I think it's possible to get the whole st_sfc() operation down to < 0.1 s per million points with a few short functions. I've drafted two of them here...they can be written in C as well if you're worried about compile time. It might be worth it anyway since Rcpp incurs some significant overhead when dealing with strings in a loop.
library(sf)
#> Linking to GEOS 3.10.1, GDAL 3.3.3, PROJ 8.1.0; sf_use_s2() is TRUE
n <- 1e6
points <- data.frame(id = seq_len(n), x = runif(n), y = runif(n))
points_sf <- st_as_sf(points, coords = c("x", "y"))
Rcpp::sourceCpp(code = '
#include <unordered_set>
#include <Rcpp.h>
using namespace Rcpp;
// [[Rcpp::export]]
LogicalVector sfc_is_null(List sfc) {
LogicalVector out(sfc.size());
for (R_xlen_t i = 0; i < sfc.size(); i++) {
out[i] = sfc[i] == R_NilValue;
}
return out;
}
// [[Rcpp::export]]
List sfc_unique_sfg_classes(List sfc) {
if (sfc.size() == 0) {
return(List::create(CharacterVector::create(), CharacterVector::create()));
}
std::unordered_set<std::string> class_dim;
std::unordered_set<std::string> class_type;
for (R_xlen_t i = 0; i < sfc.size(); i++) {
SEXP item = sfc[i];
// This looks like a huge mess, but circumventing Rcpp for this
// check is about 10x faster
if (Rf_inherits(item, "XY")) {
class_dim.insert("XY");
} else if (Rf_inherits(item, "XYZ")) {
class_dim.insert("XYZ");
} else if (Rf_inherits(item, "XYM")) {
class_dim.insert("XYM");
} else if (Rf_inherits(item, "XYZM")) {
class_dim.insert("XYZM");
}
if (Rf_inherits(item, "POINT")) {
class_type.insert("POINT");
continue;
} else if (Rf_inherits(item, "LINESTRING")) {
class_type.insert("LINESTRING");
continue;
} else if (Rf_inherits(item, "POLYGON")) {
class_type.insert("POLYGON");
continue;
} else if (Rf_inherits(item, "MULTIPOINT")) {
class_type.insert("MULTIPOINT");
continue;
} else if (Rf_inherits(item, "MULTILINESTRING")) {
class_type.insert("MULTILINESTRING");
continue;
} else if (Rf_inherits(item, "MULTIPOLYGON")) {
class_type.insert("MULTIPOLYGON");
continue;
}
RObject itemSlow(sfc[i]);
RObject classes = itemSlow.attr("class");
if (classes == R_NilValue) {
continue;
}
CharacterVector classes_chr(classes);
if (classes_chr.size() == 3) {
class_type.insert(static_cast<std::string>(classes_chr[1]));
}
}
CharacterVector class_dim_chr(class_dim.begin(), class_dim.end());
CharacterVector class_type_chr(class_type.begin(), class_type.end());
return List::create(class_dim_chr, class_type_chr);
}
')
bench::mark(
vapply(points_sf$geometry, is.null, logical(1)),
sfc_is_null(points_sf$geometry),
sfc_unique_sfg_classes(points_sf$geometry),
check = FALSE,
iterations = 10
)
#> Warning: Some expressions had a GC in every iteration; so filtering is disabled.
#> # A tibble: 3 × 6
#> expression min median `itr/sec`
#> <bch:expr> <bch:tm> <bch:tm> <dbl>
#> 1 vapply(points_sf$geometry, is.null, logical(1)) 464.56ms 468.26ms 2.07
#> 2 sfc_is_null(points_sf$geometry) 3.06ms 3.07ms 302.

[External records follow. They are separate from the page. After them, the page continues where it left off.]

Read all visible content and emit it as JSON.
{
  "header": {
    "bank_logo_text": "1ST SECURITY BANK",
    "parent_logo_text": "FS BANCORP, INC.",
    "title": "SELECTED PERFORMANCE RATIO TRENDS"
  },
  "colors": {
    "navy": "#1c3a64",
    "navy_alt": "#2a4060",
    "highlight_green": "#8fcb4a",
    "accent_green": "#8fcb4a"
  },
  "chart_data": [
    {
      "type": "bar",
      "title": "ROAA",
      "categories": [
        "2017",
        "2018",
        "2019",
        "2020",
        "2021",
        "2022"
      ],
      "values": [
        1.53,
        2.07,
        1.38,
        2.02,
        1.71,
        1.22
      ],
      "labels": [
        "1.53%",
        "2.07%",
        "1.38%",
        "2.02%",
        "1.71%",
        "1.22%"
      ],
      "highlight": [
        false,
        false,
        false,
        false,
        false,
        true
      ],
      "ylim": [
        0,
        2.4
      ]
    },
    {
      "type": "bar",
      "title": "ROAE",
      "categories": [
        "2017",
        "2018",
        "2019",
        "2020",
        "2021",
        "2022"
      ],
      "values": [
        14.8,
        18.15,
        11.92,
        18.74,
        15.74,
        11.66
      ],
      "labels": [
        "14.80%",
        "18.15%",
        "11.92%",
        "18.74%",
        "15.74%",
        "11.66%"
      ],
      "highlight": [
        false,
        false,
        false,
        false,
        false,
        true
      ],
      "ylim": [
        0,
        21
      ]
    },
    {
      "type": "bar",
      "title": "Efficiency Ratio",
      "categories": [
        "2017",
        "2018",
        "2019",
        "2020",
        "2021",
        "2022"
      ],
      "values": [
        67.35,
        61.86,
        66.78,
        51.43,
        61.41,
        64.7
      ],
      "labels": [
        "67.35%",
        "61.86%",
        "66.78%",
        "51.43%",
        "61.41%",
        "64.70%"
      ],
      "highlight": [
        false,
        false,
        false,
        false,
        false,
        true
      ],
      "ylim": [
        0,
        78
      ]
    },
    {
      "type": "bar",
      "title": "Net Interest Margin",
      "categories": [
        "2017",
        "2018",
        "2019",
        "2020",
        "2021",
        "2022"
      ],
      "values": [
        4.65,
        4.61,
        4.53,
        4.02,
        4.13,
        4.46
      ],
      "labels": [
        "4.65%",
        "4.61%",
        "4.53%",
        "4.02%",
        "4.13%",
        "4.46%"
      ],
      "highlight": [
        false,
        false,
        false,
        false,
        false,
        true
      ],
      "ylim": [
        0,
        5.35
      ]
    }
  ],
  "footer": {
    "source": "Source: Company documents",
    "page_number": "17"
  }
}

#> 3 sfc_unique_sfg_classes(points_sf$geometry) 40.58ms 40.89ms 24.3
#> # … with 2 more variables: mem_alloc <bch:byt>, gc/sec <dbl>
Created on 2022-04-05 by the reprex package (v2.0.1)

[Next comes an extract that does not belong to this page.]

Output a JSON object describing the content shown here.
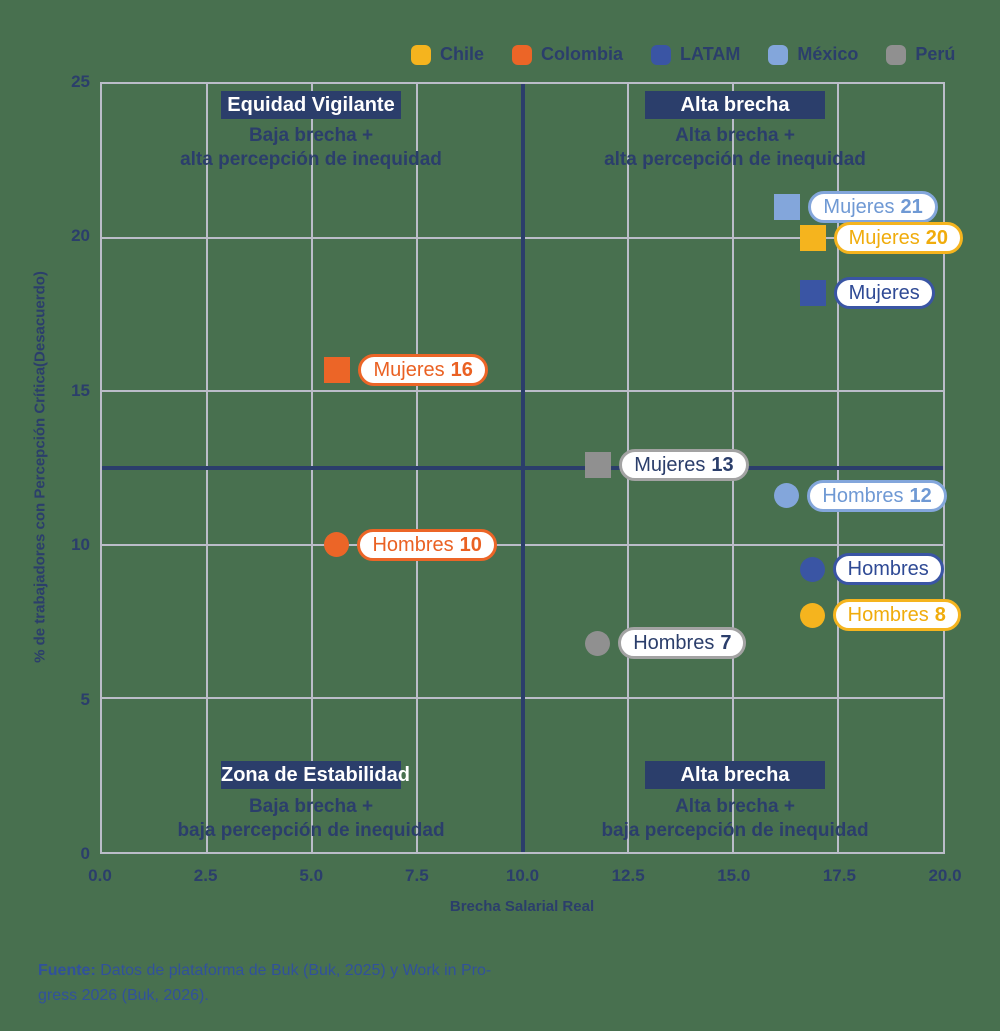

Yes, that looks certainly worth the effort, and readable code - PR very welcome!
I just installed the new version and did quick tests. With these changes, significant speedup is also visable in other functions:
st_sample(): 13.8 s -> 8.4 s (40%)read_sf(): 5.2 s -> 1.3 s (75%)st_transform(): 5.6 s -> 1.9 s (66%)
Great work!
Today I re-ran benchmark and after update sf 1.0.9 -> 1.0.12 and R 4.2.2 -> 4.3.0 I can see that the st_sample() function is ~3 times faster (7.44 s -> 2.28 s). I checked the changelog, but this is mystery to me what is the reason for this. Now sf::st_sample() is even faster than terra::spatSample() (5.64 s).